Mit diesen Worten besiegelte der Herrscher der Welt das Schicksal des feuchten, grünen Britannien.

Natürlich hatte er seine Strategie schon viel früher entworfen.

Der Tod des Tripontifex war eigentlich nur ein glücklicher Zufall gewesen. Wäre er nicht an Ort und Stelle gestorben, dann hätte man ihn ein paar Wochen später aufgrund irgendeines erfundenen Verbrechens wegen Landesverrats verurteilt und hingerichtet oder in die Verbannung geschickt. Die jetzige Entwicklung stellte alle (außer vielleicht Tripontifex) zufrieden, und der Leichnam wurde hastig zurück nach Britannien befördert. Dort wurde er, nachdem man ihn bis zur Zeit nach dem Winterfest kühl gelagert hatte, wenige Wochen nach der Wintersonnenwende mit einem Staatsbegräbnis beigesetzt.

Die Bestattung fand an einem grauen Tag statt, an dem der Regen in Schauern von einem bleiernen Himmel fiel und ein kühler Nebel die Stadt Eburacum einhüllte. Der Sarg, reich mit goldenem Tuch und Blumen aus den wärmeren Teilen des Reiches geschmückt, wurde im Forum des Kaiserlichen Palastes in Eburacum aufgestellt. Jeder, der irgendwelche Bedeutung in der Leitung der Regierungsgeschäfte von Britannien hatte, war anwesend, denn üblicherweise wurde nach einer solchen Bestattung bekanntgegeben, wen der Kaiser zum neuen Praefectus Comitum bestellt hatte. Jedenfalls war es in der Vergangenheit so gehandhabt worden. Normalerweise beriet sich der Kaiser, der um die Empfindlichkeiten vor Ort wusste, mit den führenden militärischen Familien und hielt nach einem neuen Praefectus Ausschau, der von allen gebilligt wurde. Aber nach dem Tod von Tripontifex lief es anders: Als die Lobeshymnen und Trauerklagen verklungen waren, trat ein kaiserlicher Gesandter vor. In der Staatshalle wurde es still. Keine der Familien wusste, ob und welche Verhandlungen stattgefunden hatten, und alle wollten es unbedingt erfahren. Sie gingen davon aus, dass man Marcus Augustus Ulysses auffordern würde, sein zeitlich befristetes Amt als Statthalter des Kaisers niederzulegen, und an seiner Stelle einen untergeordneten Diplomaten zum Praefectus Comitum bestellen würde.

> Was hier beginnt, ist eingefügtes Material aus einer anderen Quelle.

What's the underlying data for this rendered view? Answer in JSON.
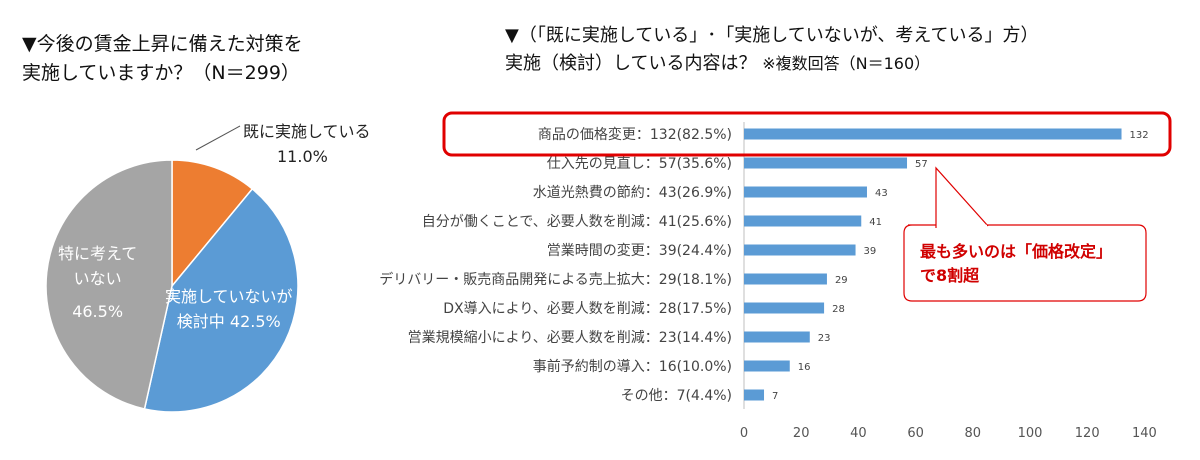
{
  "left_title": {
    "line1": "▼今後の賃金上昇に備えた対策を",
    "line2": "実施していますか？（N＝299）"
  },
  "right_title": {
    "line1": "▼（「既に実施している」･「実施していないが、考えている」方）",
    "line2": "実施（検討）している内容は？",
    "note": "※複数回答（N＝160）"
  },
  "callout": {
    "line1": "最も多いのは「価格改定」",
    "line2": "で8割超"
  },
  "pie_labels": {
    "a_name": "既に実施している",
    "a_value": "11.0%",
    "b_name": "実施していないが",
    "b_value": "検討中 42.5%",
    "c_name1": "特に考えて",
    "c_name2": "いない",
    "c_value": "46.5%"
  },
  "colors": {
    "orange": "#ed7d31",
    "blue": "#5b9bd5",
    "gray": "#a5a5a5",
    "bar": "#5b9bd5",
    "highlight": "#e00000"
  },
  "chart_data": [
    {
      "type": "pie",
      "title": "▼今後の賃金上昇に備えた対策を実施していますか？（N＝299）",
      "slices": [
        {
          "label": "既に実施している",
          "value": 11.0
        },
        {
          "label": "実施していないが検討中",
          "value": 42.5
        },
        {
          "label": "特に考えていない",
          "value": 46.5
        }
      ]
    },
    {
      "type": "bar",
      "orientation": "horizontal",
      "title": "実施（検討）している内容は？",
      "categories": [
        "商品の価格変更：132(82.5%)",
        "仕入先の見直し：57(35.6%)",
        "水道光熱費の節約：43(26.9%)",
        "自分が働くことで、必要人数を削減：41(25.6%)",
        "営業時間の変更：39(24.4%)",
        "デリバリー・販売商品開発による売上拡大：29(18.1%)",
        "DX導入により、必要人数を削減：28(17.5%)",
        "営業規模縮小により、必要人数を削減：23(14.4%)",
        "事前予約制の導入：16(10.0%)",
        "その他：7(4.4%)"
      ],
      "values": [
        132,
        57,
        43,
        41,
        39,
        29,
        28,
        23,
        16,
        7
      ],
      "xlim": [
        0,
        150
      ],
      "xticks": [
        0,
        20,
        40,
        60,
        80,
        100,
        120,
        140
      ],
      "grid": false,
      "highlight_index": 0
    }
  ]
}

Der kaiserliche Gesandte räusperte sich, dann verkündete er: »Was die zukünftige Regierung der schönen Provinz Britannien betrifft, so hat der Kaiser Lucius Prometheus Petronius beschlossen, den status quo beizubehalten. Dringende Regierungsangelegenheiten erfordern, dass er auch weiterhin persönlich das Amt des Praefectus Comitum von Britannien ausübt. Da er einen ihm ergebenen und unbescholtenen Mann braucht, der ihn in Britannien vertritt, ernennt er Marcus Augustus Ulysses, den Helden von Afrika, auch für die Zukunft zu seinem Statthalter.« Nach dieser kurzen Ansprache trat der kaiserliche Gesandte zurück und verschränkte die Arme über der Brust.

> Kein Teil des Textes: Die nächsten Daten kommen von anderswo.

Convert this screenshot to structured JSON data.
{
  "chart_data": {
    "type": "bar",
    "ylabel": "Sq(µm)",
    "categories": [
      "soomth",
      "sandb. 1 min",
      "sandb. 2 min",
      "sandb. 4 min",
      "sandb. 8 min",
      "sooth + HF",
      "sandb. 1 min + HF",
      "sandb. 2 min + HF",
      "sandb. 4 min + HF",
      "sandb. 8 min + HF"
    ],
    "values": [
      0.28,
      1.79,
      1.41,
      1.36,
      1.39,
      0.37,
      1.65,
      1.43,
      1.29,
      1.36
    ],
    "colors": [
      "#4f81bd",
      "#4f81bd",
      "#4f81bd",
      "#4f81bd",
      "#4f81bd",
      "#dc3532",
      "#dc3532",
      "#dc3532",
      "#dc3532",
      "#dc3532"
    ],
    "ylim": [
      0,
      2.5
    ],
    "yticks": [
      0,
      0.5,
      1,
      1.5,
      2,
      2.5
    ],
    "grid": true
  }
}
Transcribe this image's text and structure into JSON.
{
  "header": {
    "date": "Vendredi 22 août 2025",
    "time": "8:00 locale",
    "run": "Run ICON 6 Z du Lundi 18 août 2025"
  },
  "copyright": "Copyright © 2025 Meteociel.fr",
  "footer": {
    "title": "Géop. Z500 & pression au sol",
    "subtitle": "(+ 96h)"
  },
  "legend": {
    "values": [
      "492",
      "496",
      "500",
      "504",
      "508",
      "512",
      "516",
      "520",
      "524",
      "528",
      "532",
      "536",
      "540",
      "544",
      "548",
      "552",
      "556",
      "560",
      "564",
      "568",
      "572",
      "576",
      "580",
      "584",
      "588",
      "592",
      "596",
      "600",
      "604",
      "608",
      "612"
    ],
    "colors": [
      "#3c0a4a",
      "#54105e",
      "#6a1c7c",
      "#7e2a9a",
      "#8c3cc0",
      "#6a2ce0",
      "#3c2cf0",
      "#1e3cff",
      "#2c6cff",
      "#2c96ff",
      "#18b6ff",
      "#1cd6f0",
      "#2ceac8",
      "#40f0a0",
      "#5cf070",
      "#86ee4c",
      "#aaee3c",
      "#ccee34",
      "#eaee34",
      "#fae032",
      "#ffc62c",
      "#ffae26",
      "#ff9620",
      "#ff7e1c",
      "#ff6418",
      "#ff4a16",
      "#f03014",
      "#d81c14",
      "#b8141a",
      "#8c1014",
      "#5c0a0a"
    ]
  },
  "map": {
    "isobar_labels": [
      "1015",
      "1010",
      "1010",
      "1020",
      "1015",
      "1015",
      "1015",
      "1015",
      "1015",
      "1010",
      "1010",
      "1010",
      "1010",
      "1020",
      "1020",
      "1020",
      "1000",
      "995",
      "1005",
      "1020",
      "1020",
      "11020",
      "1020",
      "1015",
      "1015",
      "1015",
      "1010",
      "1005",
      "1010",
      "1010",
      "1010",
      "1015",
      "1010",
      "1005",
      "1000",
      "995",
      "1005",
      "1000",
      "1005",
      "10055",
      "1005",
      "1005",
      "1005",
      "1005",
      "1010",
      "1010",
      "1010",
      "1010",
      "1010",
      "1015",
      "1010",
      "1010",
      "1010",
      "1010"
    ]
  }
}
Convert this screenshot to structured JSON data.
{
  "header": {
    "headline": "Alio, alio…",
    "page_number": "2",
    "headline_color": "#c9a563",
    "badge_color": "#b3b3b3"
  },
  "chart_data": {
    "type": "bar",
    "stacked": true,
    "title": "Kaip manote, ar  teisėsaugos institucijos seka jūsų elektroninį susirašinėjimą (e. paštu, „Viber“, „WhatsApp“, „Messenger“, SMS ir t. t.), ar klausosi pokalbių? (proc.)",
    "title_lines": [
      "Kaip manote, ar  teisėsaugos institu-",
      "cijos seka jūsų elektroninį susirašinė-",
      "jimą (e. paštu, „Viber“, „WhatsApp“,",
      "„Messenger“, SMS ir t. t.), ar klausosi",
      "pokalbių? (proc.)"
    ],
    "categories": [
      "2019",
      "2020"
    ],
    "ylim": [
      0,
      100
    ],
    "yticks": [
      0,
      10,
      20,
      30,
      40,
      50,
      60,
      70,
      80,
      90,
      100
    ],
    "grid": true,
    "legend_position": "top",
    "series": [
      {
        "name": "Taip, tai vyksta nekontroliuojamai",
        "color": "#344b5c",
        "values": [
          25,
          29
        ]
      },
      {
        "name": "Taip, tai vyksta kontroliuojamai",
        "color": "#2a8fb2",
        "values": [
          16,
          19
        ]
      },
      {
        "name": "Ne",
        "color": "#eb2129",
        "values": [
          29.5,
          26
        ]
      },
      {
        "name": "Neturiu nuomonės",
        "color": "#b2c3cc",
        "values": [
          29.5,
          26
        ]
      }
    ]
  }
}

Die Neuigkeit wurde mit bestürztem Schweigen aufgenommen. Die großen Familien der Heeresangehörigen, die die Provinz Britannien seit Jahrhunderten regierten, waren plötzlich beunruhigt. Ihre Oberhäupter sahen sich im Amphitheater um und tauschten Blicke. Sie hatten Gerüchte über die Versammlung in Rom gehört, nach denen der neue Kaiser vorgeschlagen hatte, bestimmte Abschnitte der großen Wälder niederzubrennen, um Weideland für Schafe zu schaffen. Der Brand selbst beunruhigte sie nicht, solange es nicht ihren eigenen Waldbesitz betraf. Viel schwerwiegender war in ihren Augen die Gefahr, dass der Kaiser ihre althergebrachte Autorität zu untergraben versuchte. Die Ernennung von Marcus Augustus Ulysses zum Statthalter des Kaisers schien ein erster Schritt dahin, denn vom alten Ulysses wusste man, dass er ehrgeizig, prinzipienlos und unberechenbar war.

Später am Tag, als sich der Leichnam von Tripontifex sicher oben auf dem Scheiterhaufen befand und auf die Einäscherung wartete, fing Marmellius Caesar, führender Kopf der Sippe der Caesars, Marcus Ulysses ab, als er durch eines der Vorzimmer eilte.

»Was geht hier vor, Marcus?«, fragte er unverblümt und ohne jede Höflichkeitsfloskeln.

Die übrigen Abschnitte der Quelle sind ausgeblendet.